Future Fossils – the Tools

    “… more serious-looking tools of Future Fossil Tablets #1 to #6, a series of archaeological-looking tablets Taylor moulded of clay, but glazed to look like stone. Softening the dark heaviness, the background design is a weaving pattern made with a kitchen fork, the tines pressed into the clay in the same way a baker would crease the top of a cookie or a weaver would weave. It’s a warm, domestic touch.
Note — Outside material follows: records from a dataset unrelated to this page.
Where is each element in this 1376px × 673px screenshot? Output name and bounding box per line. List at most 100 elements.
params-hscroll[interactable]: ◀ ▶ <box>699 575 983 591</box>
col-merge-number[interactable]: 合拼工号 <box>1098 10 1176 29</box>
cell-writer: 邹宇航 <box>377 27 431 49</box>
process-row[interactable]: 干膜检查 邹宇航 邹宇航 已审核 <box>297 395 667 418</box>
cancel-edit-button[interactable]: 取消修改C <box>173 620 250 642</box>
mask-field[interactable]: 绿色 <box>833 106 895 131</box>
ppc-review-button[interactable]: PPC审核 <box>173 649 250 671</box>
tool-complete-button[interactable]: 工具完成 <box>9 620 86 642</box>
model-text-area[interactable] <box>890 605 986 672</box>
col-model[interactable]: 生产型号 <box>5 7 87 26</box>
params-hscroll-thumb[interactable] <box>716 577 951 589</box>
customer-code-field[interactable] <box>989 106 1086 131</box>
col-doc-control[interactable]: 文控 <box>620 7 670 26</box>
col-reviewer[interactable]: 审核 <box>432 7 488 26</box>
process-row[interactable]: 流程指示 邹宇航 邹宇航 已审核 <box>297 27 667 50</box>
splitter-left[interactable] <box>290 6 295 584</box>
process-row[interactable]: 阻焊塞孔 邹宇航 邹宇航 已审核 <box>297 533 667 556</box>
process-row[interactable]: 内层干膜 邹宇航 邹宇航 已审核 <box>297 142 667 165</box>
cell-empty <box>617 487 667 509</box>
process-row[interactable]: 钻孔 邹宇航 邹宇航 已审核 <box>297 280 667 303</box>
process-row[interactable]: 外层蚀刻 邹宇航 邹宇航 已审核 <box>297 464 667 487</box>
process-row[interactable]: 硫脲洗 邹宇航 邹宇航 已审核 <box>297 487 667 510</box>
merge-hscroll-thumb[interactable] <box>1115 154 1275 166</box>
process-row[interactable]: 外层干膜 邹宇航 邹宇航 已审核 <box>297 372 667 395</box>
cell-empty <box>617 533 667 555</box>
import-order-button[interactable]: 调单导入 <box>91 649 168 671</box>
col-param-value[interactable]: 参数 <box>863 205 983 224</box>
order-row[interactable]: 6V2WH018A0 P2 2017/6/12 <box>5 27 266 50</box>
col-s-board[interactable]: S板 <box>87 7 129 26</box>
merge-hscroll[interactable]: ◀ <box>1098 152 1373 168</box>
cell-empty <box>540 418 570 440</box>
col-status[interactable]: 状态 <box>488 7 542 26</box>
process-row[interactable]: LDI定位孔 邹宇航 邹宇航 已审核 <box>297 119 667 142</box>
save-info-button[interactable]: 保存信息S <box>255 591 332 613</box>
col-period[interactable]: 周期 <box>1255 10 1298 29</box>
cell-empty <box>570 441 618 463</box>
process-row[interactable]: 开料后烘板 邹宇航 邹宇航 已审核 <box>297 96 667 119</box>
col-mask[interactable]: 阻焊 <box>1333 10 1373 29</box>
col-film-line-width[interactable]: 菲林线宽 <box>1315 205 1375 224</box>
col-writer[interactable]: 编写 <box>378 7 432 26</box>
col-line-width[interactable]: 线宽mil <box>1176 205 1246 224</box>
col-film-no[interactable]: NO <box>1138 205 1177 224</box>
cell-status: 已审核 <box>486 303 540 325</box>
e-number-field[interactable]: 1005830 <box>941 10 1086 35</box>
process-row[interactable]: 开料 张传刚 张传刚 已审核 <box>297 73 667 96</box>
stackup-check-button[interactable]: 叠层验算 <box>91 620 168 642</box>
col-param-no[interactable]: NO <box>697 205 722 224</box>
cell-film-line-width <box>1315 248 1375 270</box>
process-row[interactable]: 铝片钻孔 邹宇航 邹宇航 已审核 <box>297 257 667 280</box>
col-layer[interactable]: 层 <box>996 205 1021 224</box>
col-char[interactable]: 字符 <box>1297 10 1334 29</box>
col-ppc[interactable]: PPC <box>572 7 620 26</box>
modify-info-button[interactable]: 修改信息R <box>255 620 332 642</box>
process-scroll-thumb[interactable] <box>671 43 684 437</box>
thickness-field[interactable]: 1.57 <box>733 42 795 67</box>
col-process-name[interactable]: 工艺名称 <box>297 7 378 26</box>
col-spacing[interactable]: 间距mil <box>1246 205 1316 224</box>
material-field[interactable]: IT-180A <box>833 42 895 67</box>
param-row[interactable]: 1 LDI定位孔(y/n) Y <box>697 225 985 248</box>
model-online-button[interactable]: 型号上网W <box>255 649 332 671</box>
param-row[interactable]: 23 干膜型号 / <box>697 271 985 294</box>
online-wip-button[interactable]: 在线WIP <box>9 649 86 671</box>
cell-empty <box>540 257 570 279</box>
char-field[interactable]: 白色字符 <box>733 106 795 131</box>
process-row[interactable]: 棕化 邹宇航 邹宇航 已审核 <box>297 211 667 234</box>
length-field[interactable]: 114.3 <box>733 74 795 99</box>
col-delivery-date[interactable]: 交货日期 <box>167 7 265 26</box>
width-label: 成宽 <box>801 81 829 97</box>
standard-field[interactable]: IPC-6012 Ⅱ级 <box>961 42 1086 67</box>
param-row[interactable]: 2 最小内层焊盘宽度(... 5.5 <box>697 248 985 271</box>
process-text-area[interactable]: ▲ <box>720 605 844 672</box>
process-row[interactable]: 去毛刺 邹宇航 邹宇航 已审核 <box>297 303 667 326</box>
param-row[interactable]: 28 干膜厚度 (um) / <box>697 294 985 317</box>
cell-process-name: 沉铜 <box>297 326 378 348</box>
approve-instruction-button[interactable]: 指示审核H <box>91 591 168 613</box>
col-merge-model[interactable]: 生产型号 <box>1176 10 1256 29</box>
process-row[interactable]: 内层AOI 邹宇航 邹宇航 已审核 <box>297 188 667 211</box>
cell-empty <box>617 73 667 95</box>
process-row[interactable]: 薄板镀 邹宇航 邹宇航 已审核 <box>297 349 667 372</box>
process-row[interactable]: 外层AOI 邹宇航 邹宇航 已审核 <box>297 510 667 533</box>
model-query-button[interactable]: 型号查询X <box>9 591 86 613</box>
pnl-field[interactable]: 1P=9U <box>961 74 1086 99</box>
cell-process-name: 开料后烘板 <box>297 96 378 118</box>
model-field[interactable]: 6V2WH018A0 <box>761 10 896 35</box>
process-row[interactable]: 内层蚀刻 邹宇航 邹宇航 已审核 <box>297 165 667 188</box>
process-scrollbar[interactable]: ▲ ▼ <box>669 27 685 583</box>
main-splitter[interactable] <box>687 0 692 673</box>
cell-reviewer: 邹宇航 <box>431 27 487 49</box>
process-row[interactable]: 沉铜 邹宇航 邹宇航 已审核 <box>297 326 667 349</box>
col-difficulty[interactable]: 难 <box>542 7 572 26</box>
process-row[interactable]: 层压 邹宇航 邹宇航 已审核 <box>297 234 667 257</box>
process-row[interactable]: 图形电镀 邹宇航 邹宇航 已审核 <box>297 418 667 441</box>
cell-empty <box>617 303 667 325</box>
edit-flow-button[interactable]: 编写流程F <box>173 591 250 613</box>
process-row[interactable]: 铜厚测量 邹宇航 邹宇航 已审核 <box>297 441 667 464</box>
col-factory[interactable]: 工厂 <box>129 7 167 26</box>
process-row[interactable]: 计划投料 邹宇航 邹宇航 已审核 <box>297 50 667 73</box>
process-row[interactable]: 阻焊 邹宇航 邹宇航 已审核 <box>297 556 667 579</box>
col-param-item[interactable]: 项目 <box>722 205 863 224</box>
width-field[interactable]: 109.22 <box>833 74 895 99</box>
    Of course weaving, and its traditional place as “women’s” work, can be read as a subtle nod to the feminist concerns that Taylor has long addressed in her work. (In fact, Taylor likens her art practice to weaving, picking up old threads of theme and technique, and weaving in new ones, too, with each new body of work).” – Kate Wallace from Future Fossils

    TOOL PAINTINGS: acrylic on paper

    I needed to feel these objects that I had lived with for the past 40 years, looked at, touched and in some cases, used…would be strong enough in clay to represent and convey the importance of human tools.

    I thought of going to a hardware store and buying some with clean hard edges that would create a sharp imprint in clay…but when I looked at a new hammer, new shiny pliers…they just were not right, not what I wanted. So, I decided to draw my old tools first and make a decision.. As soon as I finished one I knew that I wanted them to be part of Future Fossils.

    I talked once with Imago in Moncton’s Aberdeen Center about using their studio to make very large prints of the same tools…as you see they have been connected to my art thinking process for a long time…their presence on the wall beside the wood stove has been part of my working/thinking environment since I started using the Warman wood working shop as a studio.